Courage & Comfort
Updated: May 13
"Man plans, God laughs. We have to give God something to laugh about." - Jena's Rabbi
I am not sure if God is laughing at how my plans worked out. I think she is saying, "I know this is not what you had in mind when you planned to spend a lot of time at home in 2020, but none the less you are getting a lot of time at home. It should count!" and then she is probably giggling if not laughing out loud.
That was my plan when I accepted my new job in September last year. Because this job allowed me to work from home, I was so looking forward to spending A LOT of time at home. Well, that's what I got for 2020, along with millions of others. I wish the circumstances of me spending so much time at home were different.
I am still planning that at some point, I am going to go back to Fargo unless my husband gets a job in Florida before I can go back. Then I will go to Fargo to help pack our house. Other than that, my only plan is to figure out what kind of story I want to live for the rest of my life.

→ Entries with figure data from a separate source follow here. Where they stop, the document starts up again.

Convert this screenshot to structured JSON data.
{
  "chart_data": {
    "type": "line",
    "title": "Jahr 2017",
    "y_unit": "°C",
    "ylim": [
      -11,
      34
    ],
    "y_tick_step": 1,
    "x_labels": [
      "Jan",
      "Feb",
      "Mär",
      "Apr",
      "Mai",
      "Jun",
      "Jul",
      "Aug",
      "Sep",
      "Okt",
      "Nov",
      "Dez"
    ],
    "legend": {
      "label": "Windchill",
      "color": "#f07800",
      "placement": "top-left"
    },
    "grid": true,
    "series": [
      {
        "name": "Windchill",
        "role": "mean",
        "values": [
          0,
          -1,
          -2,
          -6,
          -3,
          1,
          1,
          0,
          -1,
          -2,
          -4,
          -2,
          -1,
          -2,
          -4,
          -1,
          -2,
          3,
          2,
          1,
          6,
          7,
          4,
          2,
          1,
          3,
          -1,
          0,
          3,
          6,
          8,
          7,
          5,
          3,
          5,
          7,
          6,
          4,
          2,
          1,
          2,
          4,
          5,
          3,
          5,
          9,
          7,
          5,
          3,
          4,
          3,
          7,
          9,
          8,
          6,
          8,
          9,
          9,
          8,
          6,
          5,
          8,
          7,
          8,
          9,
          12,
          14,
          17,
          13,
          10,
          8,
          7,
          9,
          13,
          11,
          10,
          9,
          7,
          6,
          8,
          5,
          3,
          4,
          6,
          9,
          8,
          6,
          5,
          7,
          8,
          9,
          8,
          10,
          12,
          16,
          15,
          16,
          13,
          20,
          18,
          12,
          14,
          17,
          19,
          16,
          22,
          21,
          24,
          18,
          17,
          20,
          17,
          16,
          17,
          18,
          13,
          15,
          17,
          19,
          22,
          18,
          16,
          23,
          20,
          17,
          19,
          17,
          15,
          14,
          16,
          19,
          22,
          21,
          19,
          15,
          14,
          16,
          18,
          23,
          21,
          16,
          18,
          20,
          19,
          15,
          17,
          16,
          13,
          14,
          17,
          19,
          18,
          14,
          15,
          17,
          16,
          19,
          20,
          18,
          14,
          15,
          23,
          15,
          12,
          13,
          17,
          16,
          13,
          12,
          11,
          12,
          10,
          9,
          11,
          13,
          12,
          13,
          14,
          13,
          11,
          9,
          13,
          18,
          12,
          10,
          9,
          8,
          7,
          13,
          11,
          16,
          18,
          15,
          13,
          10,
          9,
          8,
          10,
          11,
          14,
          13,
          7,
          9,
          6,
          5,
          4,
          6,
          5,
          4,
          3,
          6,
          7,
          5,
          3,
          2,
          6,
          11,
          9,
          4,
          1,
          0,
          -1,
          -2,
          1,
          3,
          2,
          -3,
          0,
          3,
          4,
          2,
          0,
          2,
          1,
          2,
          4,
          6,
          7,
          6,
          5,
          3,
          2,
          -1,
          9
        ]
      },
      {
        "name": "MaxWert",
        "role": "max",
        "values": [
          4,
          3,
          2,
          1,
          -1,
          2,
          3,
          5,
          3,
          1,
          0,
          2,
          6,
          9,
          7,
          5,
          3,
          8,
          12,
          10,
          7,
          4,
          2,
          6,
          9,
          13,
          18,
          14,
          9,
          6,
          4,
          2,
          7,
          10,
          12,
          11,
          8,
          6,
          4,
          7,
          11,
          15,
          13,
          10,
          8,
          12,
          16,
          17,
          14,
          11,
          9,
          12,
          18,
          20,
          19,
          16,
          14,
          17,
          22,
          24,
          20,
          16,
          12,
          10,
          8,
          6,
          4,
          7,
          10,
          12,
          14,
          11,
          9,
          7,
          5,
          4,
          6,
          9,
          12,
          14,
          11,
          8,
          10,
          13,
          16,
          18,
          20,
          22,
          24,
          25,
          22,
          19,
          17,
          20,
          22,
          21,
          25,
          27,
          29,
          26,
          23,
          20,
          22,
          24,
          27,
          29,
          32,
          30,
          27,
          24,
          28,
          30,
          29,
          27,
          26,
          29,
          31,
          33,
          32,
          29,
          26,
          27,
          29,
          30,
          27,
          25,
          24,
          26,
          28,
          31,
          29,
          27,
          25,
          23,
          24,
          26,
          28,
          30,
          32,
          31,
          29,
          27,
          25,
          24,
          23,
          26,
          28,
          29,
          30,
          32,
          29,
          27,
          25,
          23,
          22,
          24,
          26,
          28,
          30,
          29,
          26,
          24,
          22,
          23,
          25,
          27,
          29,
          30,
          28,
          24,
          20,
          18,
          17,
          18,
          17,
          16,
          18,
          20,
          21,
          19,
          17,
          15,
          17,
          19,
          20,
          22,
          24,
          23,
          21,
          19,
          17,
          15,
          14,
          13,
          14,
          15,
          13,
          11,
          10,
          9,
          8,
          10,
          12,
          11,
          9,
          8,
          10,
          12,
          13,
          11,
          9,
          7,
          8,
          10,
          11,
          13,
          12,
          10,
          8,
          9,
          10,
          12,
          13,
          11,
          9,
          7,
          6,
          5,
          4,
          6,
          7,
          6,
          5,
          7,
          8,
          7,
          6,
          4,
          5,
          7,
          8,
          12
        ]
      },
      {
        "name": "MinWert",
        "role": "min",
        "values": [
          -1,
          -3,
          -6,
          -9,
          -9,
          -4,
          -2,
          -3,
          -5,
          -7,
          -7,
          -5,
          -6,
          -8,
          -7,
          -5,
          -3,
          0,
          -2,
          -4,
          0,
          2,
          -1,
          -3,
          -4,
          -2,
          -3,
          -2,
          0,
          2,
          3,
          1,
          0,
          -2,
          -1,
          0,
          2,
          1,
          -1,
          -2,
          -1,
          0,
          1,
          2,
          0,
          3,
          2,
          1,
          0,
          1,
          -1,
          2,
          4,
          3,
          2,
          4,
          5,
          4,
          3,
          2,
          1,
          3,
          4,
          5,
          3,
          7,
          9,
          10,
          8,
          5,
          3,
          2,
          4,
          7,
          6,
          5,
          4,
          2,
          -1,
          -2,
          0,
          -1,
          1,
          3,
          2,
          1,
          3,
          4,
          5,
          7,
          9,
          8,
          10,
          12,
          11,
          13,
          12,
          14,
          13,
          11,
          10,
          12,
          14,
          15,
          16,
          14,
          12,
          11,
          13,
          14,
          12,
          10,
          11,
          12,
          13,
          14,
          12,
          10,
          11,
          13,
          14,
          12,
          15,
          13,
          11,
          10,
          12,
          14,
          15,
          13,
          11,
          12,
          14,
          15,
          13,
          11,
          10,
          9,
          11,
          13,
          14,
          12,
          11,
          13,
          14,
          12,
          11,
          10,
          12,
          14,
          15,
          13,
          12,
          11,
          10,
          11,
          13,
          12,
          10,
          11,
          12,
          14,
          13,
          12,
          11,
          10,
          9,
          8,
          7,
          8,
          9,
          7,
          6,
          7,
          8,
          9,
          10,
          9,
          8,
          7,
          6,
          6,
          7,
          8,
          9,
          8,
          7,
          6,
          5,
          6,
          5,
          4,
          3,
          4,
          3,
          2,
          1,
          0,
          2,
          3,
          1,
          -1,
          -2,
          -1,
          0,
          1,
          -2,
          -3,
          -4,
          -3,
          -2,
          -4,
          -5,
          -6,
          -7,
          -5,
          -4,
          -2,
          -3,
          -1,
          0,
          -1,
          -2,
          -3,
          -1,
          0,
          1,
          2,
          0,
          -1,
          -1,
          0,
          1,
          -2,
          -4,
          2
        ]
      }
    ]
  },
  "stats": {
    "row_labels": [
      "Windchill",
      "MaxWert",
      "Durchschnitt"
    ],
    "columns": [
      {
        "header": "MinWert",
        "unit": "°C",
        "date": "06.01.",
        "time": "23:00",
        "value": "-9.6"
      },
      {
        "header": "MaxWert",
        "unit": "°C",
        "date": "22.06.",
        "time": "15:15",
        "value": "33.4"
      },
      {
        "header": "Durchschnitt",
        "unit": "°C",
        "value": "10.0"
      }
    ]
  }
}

For the last five years, I am not sure if I was living "my life" or a life I thought others wanted me to live. Somewhere along the line, I lost my compass and got derailed big time. When I declared "no more," everything started to change and shift. Now, I have an opportunity to start a brand-new book, forget about a new chapter.
I am having trouble finding the right words to describe how I want to live the rest of my life, so I am going to let Mary Oliver say it for me:
"I want to think again of dangerous and noble things. I want to be light and frolicsome. I want to be improbable, beautiful and afraid of nothing, as though I had wings."